The economy added 120,000 jobs in March, according to the Bureau of Labor Statistics, and everyone’s disappointed. Analysts were expecting a much higher number, and the last three months have all seen growth above 200,000 jobs per month. So just how bad is the news?
One big question, however, is whether the BLS’s estimates for March are actually correct. As Ryan Avent points out, because there’s such a huge margin of error in these reports, there’s a 90 percent chance that the U.S. economy added somewhere between 20,000 and 220,000 jobs last month. The real number could be better. Or much worse. Over the past year, the jobs figures have gone up quite a bit every time they get revised in later months. Last August, for instance, everyone initially thought the economy added zero jobs. That number was later revised to 100,000. So will that hold true for March? Or is the economy really souring?
Meanwhile, there’s been a lot of talk lately about whether the freakishly warm winter artificially boosted the economy in January and February by helping the construction industry get an early start. This seems to be borne out somewhat in the numbers: Construction jobs actually dropped by 7,000 in March after growing the previous two months. That underscores, yet again, the fact that the housing market is still quite soft.
Two other things in the report. First, austerity no longer seems to be a drag on U.S. job creation. Government employment fell by only 1,000 jobs this time around — mainly because of the shrinkage in the U.S. Postal Service. Meanwhile, the income figures provided very slight good news: Average hourly pay rose by 5 cents in the past month.

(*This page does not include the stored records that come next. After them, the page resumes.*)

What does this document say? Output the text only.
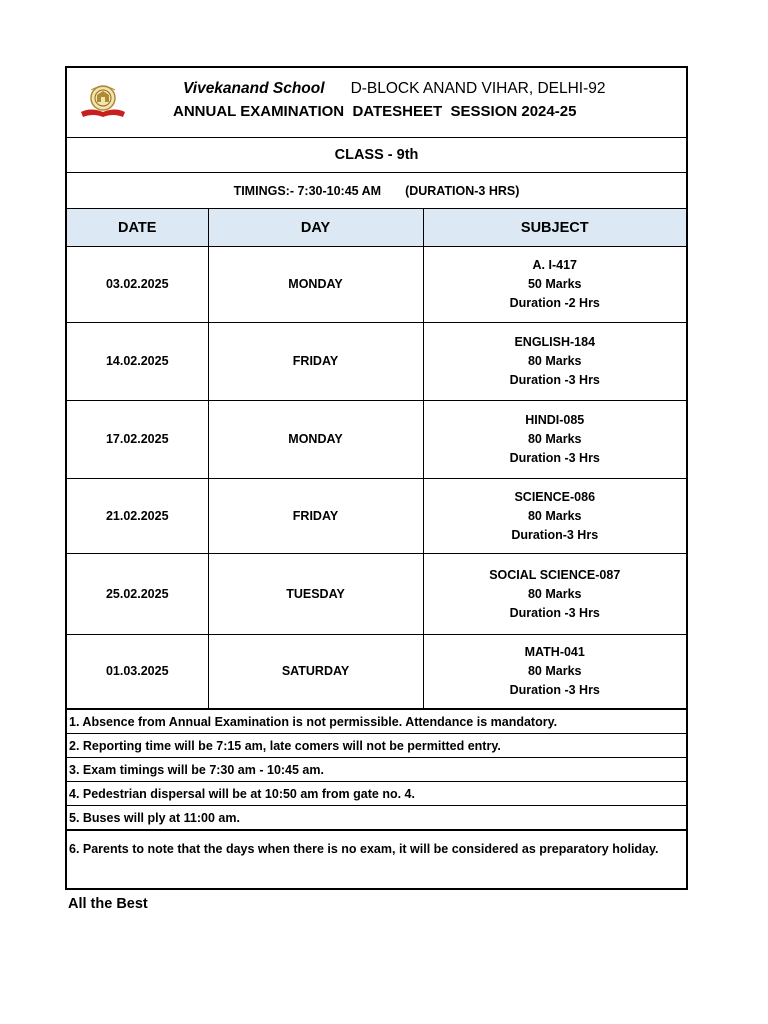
Vivekanand School D-BLOCK ANAND VIHAR, DELHI-92
ANNUAL EXAMINATION  DATESHEET  SESSION 2024-25
CLASS - 9th
TIMINGS:- 7:30-10:45 AM (DURATION-3 HRS)
DATE	DAY	SUBJECT
03.02.2025	MONDAY	A. I-417
50 Marks
Duration -2 Hrs

14.02.2025	FRIDAY	ENGLISH-184
80 Marks
Duration -3 Hrs

17.02.2025	MONDAY	HINDI-085
80 Marks
Duration -3 Hrs

21.02.2025	FRIDAY	SCIENCE-086
80 Marks
Duration-3 Hrs

25.02.2025	TUESDAY	SOCIAL SCIENCE-087
80 Marks
Duration -3 Hrs

01.03.2025	SATURDAY	MATH-041
80 Marks
Duration -3 Hrs
1. Absence from Annual Examination is not permissible. Attendance is mandatory.
2. Reporting time will be 7:15 am, late comers will not be permitted entry.
3. Exam timings will be 7:30 am - 10:45 am.
4. Pedestrian dispersal will be at 10:50 am from gate no. 4.
5. Buses will ply at 11:00 am.
6. Parents to note that the days when there is no exam, it will be considered as preparatory holiday.
All the Best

And if anyone is eager for encouraging signs, it’s worth pointing out that the very broadest measure of unemployment actually improved this month. This is the U-6 metric, which tallies up all unemployed persons, plus people marginally attached to the labor force, plus people employed part-time for economic reasons. Jim Pethokoukis likes to call this “perhaps the truest measure of the labor market’s health.” And U-6 dropped from 14.9 percent in February to 14.5 percent in March. Anyone trying to dig around for optimistic signs should start there.
Still, it’s a weak report all around. And we’ll know in a few months if March was actually as tepid as everyone thinks. In theory, the real significance of this report should be whether it convinces Ben Bernanke and the Federal Reserve that a little more monetary stimulus is needed. But how likely is that? The unemployment rate is roughly in line with what the Federal Open Market Committee has been expecting. And if the Fed’s content with the current state of affairs, then more help may not be on the way after all.